My partner and I prefer to stay in Airbnb properties as we like to immerse ourselves in the culture and live like locals. After the 12 hour journey we arrived early evening to our apartment, a cozy establishment tucked away down a side street near the Spanish Steps - a fantastic location with all major attractions within walking distance. Exhausted, we washed the flight off us, made espresso and headed out for pizza. Look at us assimilating!
(This is the beautiful entrance to our Airbnb. Not from the day we arrived but from the last day when I was finally over my jet lag.)
Our lovely host provided us with a list of recommendations for places to dine, and PizzaRe was at the top. We were not disappointed. It was traditional Italian pizza baked in a wood-fired oven featuring a thin crust, highest quality toppings. We dined here two more times it was that good.
If you are a foodie like me, do your research beforehand. I like to find a few eating options for each area I'll be visiting, I bookmark them in google maps so when my stomach starts to rumble I have great options at my fingertips.
Thanks to jet lag we woke up at 4:30 am. Rather than fight it we got up, had an espresso (of course) and headed past the Spanish Steps onto Pincio Terrace by Villa Borghese - an accessible (and free) viewpoint of the city.
There was something magical about walking the streets of Rome when no one else was awake. Where there were usually hordes of tourists, not a single person was to be seen. The Spanish Steps were only for us, and we watched the sun paint Rome gold at Pincio Terrace.
Realising how lucky we were, we continued our sunrise stroll to the Trevi Fountain. Here we tossed a coin into the fountain and watched an amusing scene as Instagram famous girls and their accompanying teams got their perfectly candid shot.
After a well-needed nap, we ventured out to the Vatican City. Rome is best seen on foot, so we walked the 20 minutes from the Spanish Steps to the start of our tour. By the end of the day, we had a whopping 30,000 steps under our belt!
Buy the skip the line tour, it's more expensive, but it will save you hours. Also, it is a long tour, no food or drink is allowed, and there is no air-conditioning. Plan accordingly.
After the tour, we were starving. I consulted my food map and decided on a sandwich place nearby, Duecento Gradi. It has a short menu of about 10 signature sandwiches that feature Italy's finest meats, cheeses and other assortments, all served on freshly a baked panini. A deliciously cheap eat that you can take out to the park.
Our first day was massive so we scaled it back to do as the Romans do and savour la dolce vita. This was my favourite day of the trip. We slowed down, we ate gelato, we people watched in Piazza Navona, we stumbled upon the Pantheon and enjoyed the simple things.

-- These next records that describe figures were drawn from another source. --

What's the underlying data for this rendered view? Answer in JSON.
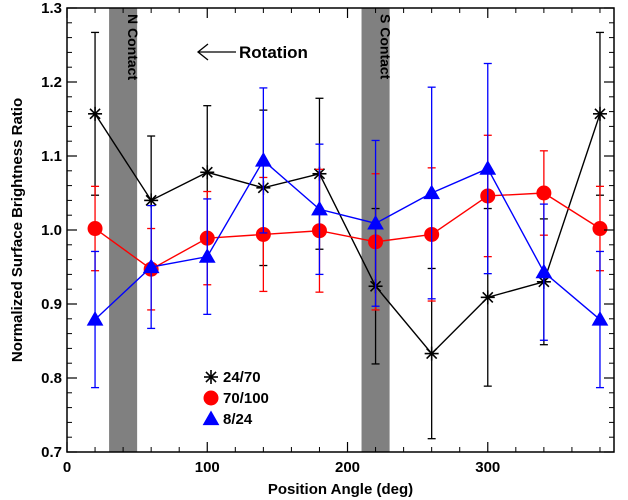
{
  "chart_data": {
    "type": "line",
    "xlabel": "Position Angle (deg)",
    "ylabel": "Normalized Surface Brightness Ratio",
    "xlim": [
      0,
      390
    ],
    "ylim": [
      0.7,
      1.3
    ],
    "x_ticks": [
      0,
      100,
      200,
      300
    ],
    "y_ticks": [
      0.7,
      0.8,
      0.9,
      1.0,
      1.1,
      1.2,
      1.3
    ],
    "x": [
      20,
      60,
      100,
      140,
      180,
      220,
      260,
      300,
      340,
      380
    ],
    "series": [
      {
        "name": "24/70",
        "color": "#000000",
        "marker": "asterisk",
        "values": [
          1.157,
          1.04,
          1.078,
          1.057,
          1.076,
          0.924,
          0.833,
          0.909,
          0.93,
          1.157
        ],
        "err": [
          0.11,
          0.087,
          0.09,
          0.105,
          0.102,
          0.105,
          0.115,
          0.12,
          0.085,
          0.11
        ]
      },
      {
        "name": "70/100",
        "color": "#ff0000",
        "marker": "circle",
        "values": [
          1.002,
          0.947,
          0.989,
          0.994,
          0.999,
          0.984,
          0.994,
          1.046,
          1.05,
          1.002
        ],
        "err": [
          0.057,
          0.055,
          0.063,
          0.077,
          0.083,
          0.092,
          0.09,
          0.082,
          0.057,
          0.057
        ]
      },
      {
        "name": "8/24",
        "color": "#0000ff",
        "marker": "triangle",
        "values": [
          0.879,
          0.95,
          0.964,
          1.094,
          1.028,
          1.009,
          1.05,
          1.083,
          0.943,
          0.879
        ],
        "err": [
          0.092,
          0.083,
          0.078,
          0.098,
          0.088,
          0.112,
          0.143,
          0.142,
          0.092,
          0.092
        ]
      }
    ],
    "bands": [
      {
        "label": "N Contact",
        "x_range": [
          30,
          50
        ]
      },
      {
        "label": "S Contact",
        "x_range": [
          210,
          230
        ]
      }
    ],
    "annotation": "Rotation",
    "legend_position": "bottom-left",
    "grid": false
  }
}
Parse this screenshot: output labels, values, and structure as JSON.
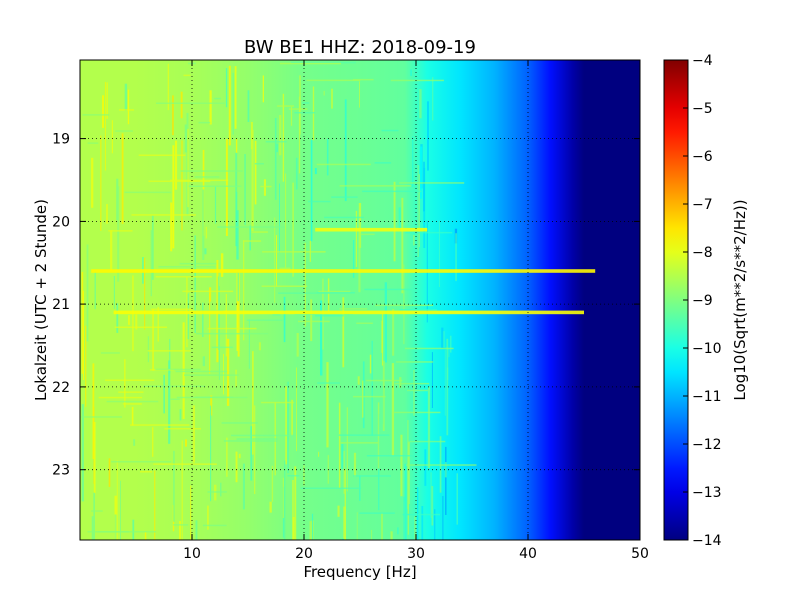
{
  "chart_data": {
    "type": "heatmap",
    "title": "BW BE1 HHZ: 2018-09-19",
    "xlabel": "Frequency [Hz]",
    "ylabel": "Lokalzeit (UTC + 2 Stunde)",
    "colorbar_label": "Log10(Sqrt(m**2/s**2/Hz))",
    "colormap": "jet",
    "xlim": [
      0,
      50
    ],
    "ylim": [
      23.85,
      18.05
    ],
    "x_ticks": [
      10,
      20,
      30,
      40,
      50
    ],
    "y_ticks": [
      19,
      20,
      21,
      22,
      23
    ],
    "clim": [
      -14,
      -4
    ],
    "colorbar_ticks": [
      -4,
      -5,
      -6,
      -7,
      -8,
      -9,
      -10,
      -11,
      -12,
      -13,
      -14
    ],
    "grid": true,
    "psd_profile": [
      {
        "f": 0,
        "v": -8.5
      },
      {
        "f": 5,
        "v": -8.5
      },
      {
        "f": 10,
        "v": -8.6
      },
      {
        "f": 15,
        "v": -8.8
      },
      {
        "f": 20,
        "v": -9.1
      },
      {
        "f": 25,
        "v": -9.2
      },
      {
        "f": 29,
        "v": -9.3
      },
      {
        "f": 31,
        "v": -10.0
      },
      {
        "f": 34,
        "v": -10.5
      },
      {
        "f": 37,
        "v": -11.0
      },
      {
        "f": 40,
        "v": -11.8
      },
      {
        "f": 42,
        "v": -12.6
      },
      {
        "f": 44,
        "v": -13.6
      },
      {
        "f": 45,
        "v": -14.0
      },
      {
        "f": 50,
        "v": -14.0
      }
    ],
    "horizontal_bands": [
      {
        "time": 20.1,
        "f_start": 21,
        "f_end": 31,
        "v": -7.9
      },
      {
        "time": 20.6,
        "f_start": 1,
        "f_end": 46,
        "v": -7.7
      },
      {
        "time": 21.1,
        "f_start": 3,
        "f_end": 45,
        "v": -7.8
      }
    ]
  }
}
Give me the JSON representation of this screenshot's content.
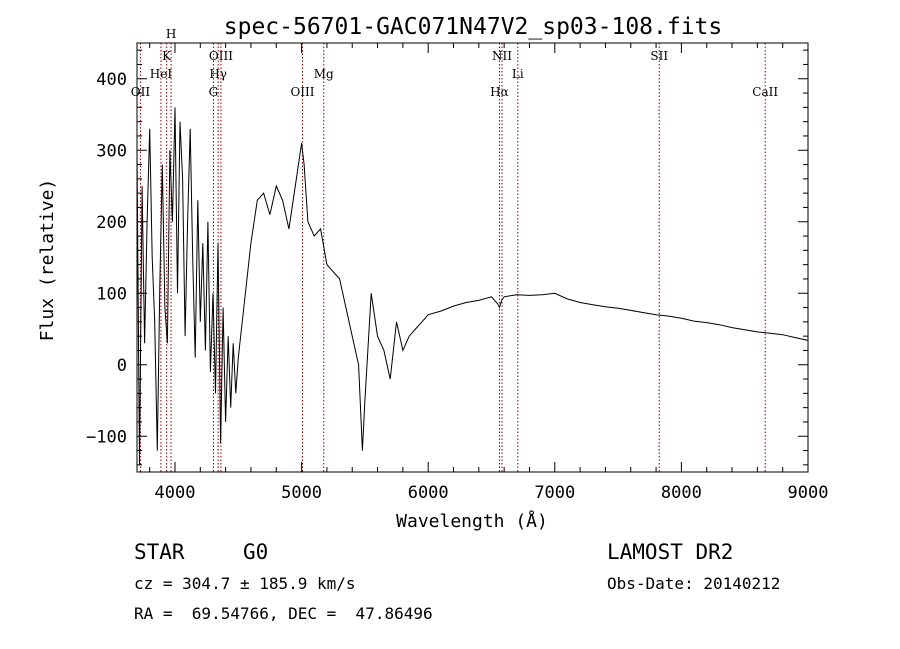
{
  "chart_data": {
    "type": "line",
    "title": "spec-56701-GAC071N47V2_sp03-108.fits",
    "xlabel": "Wavelength (Å)",
    "ylabel": "Flux (relative)",
    "xlim": [
      3700,
      9000
    ],
    "ylim": [
      -150,
      450
    ],
    "xticks": [
      4000,
      5000,
      6000,
      7000,
      8000,
      9000
    ],
    "yticks": [
      -100,
      0,
      100,
      200,
      300,
      400
    ],
    "spectral_lines": [
      {
        "label": "OII",
        "wavelength": 3727,
        "row": 3
      },
      {
        "label": "HeI",
        "wavelength": 3889,
        "row": 2
      },
      {
        "label": "K",
        "wavelength": 3934,
        "row": 1
      },
      {
        "label": "H",
        "wavelength": 3969,
        "row": 0
      },
      {
        "label": "G",
        "wavelength": 4304,
        "row": 3
      },
      {
        "label": "Hγ",
        "wavelength": 4341,
        "row": 2
      },
      {
        "label": "OIII",
        "wavelength": 4363,
        "row": 1
      },
      {
        "label": "OIII",
        "wavelength": 5007,
        "row": 3
      },
      {
        "label": "Mg",
        "wavelength": 5175,
        "row": 2
      },
      {
        "label": "Hα",
        "wavelength": 6563,
        "row": 3
      },
      {
        "label": "NII",
        "wavelength": 6583,
        "row": 1
      },
      {
        "label": "Li",
        "wavelength": 6708,
        "row": 2
      },
      {
        "label": "SII",
        "wavelength": 7825,
        "row": 1
      },
      {
        "label": "CaII",
        "wavelength": 8662,
        "row": 3
      }
    ],
    "series": [
      {
        "x": [
          3700,
          3720,
          3740,
          3760,
          3780,
          3800,
          3820,
          3840,
          3860,
          3880,
          3900,
          3920,
          3940,
          3960,
          3980,
          4000,
          4020,
          4040,
          4060,
          4080,
          4100,
          4120,
          4140,
          4160,
          4180,
          4200,
          4220,
          4240,
          4260,
          4280,
          4300,
          4320,
          4340,
          4360,
          4380,
          4400,
          4420,
          4440,
          4460,
          4480,
          4500,
          4550,
          4600,
          4650,
          4700,
          4750,
          4800,
          4850,
          4900,
          4950,
          5000,
          5020,
          5050,
          5100,
          5150,
          5200,
          5250,
          5300,
          5350,
          5400,
          5450,
          5480,
          5500,
          5550,
          5600,
          5650,
          5700,
          5750,
          5800,
          5850,
          5900,
          5950,
          6000,
          6100,
          6200,
          6300,
          6400,
          6500,
          6550,
          6563,
          6580,
          6600,
          6700,
          6800,
          6900,
          7000,
          7100,
          7200,
          7300,
          7400,
          7500,
          7600,
          7700,
          7800,
          7900,
          8000,
          8100,
          8200,
          8300,
          8400,
          8500,
          8600,
          8700,
          8800,
          8900,
          8950,
          9000
        ],
        "y": [
          300,
          -140,
          250,
          30,
          200,
          330,
          150,
          60,
          -120,
          110,
          280,
          80,
          30,
          300,
          200,
          360,
          100,
          340,
          260,
          40,
          200,
          330,
          150,
          10,
          230,
          60,
          170,
          20,
          200,
          -10,
          100,
          -40,
          170,
          -110,
          80,
          -80,
          40,
          -60,
          30,
          -40,
          10,
          90,
          170,
          230,
          240,
          210,
          250,
          230,
          190,
          250,
          310,
          280,
          200,
          180,
          190,
          140,
          130,
          120,
          80,
          40,
          0,
          -120,
          -50,
          100,
          40,
          20,
          -20,
          60,
          20,
          40,
          50,
          60,
          70,
          75,
          82,
          87,
          90,
          95,
          85,
          80,
          90,
          95,
          98,
          97,
          98,
          100,
          92,
          87,
          84,
          81,
          79,
          76,
          73,
          70,
          68,
          65,
          61,
          59,
          56,
          52,
          49,
          46,
          44,
          42,
          38,
          36,
          34
        ]
      }
    ]
  },
  "info": {
    "object_class": "STAR",
    "subclass": "G0",
    "survey": "LAMOST DR2",
    "cz": "cz = 304.7 ± 185.9 km/s",
    "obs_date": "Obs-Date: 20140212",
    "coords": "RA =  69.54766, DEC =  47.86496"
  }
}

If you like arancini balls, you will want to grab a quick bite at Supplizio, a hole in the wall restaurant serving the traditional Italian snack, supplì. Located off the main strip and with a line out the door, we knew we were in for a treat.
By day three we were back in tourist mode and headed for the Colesseum.
The Colosseum is the largest and best-preserved amphitheatre from the Roman Empire. To give this iconic attraction justice I would strongly advise getting a guided tour. The tour guides are skilled storytellers and bring the space to life with tales of gladiators, emperors and fights to the death.
Words cannot describe how beautiful this wedding was. Set an hour north of Rome in Castello Odescalchi - a medieval castle perched upon a hill overlooking lake Bracciano - it was a venue that left everyone speechless.
With a few hurting heads in the group day, four was off to a slow start. We decided to meet for lunch at Alfredo alla Scrofa, the birthplace of fettuccine alfredo. After all, some delicious pasta and a crisp pinot grigio shared among friends sounded like a good way to spend the last day in Rome.
This establishment has been around since 1914 and has walls lined with photos of famous singers, artists, actors and politicians, all enjoying their fettuccine alfredo. As it was when the restaurant opened, the dish is served at the table after a waiter tosses the fettuccine in the alfredo sauce.
After reminiscing on an amazing night, we licked our plates clean and decided there was a little room left for some gelato so we grabbed the bill and headed for Giolitti - another Roman institution proudly in the game for 100 years.
And all of sudden it was over. Thankfully I tossed that coin in the Trevi Fountain... I'll be seeing you again Rome.
When the sun is out in Rome, it can get quite hot. I suggest sticking to light colours in linen and silk. Pair them back with comfortable shoes and a bag to fit all your shopping in.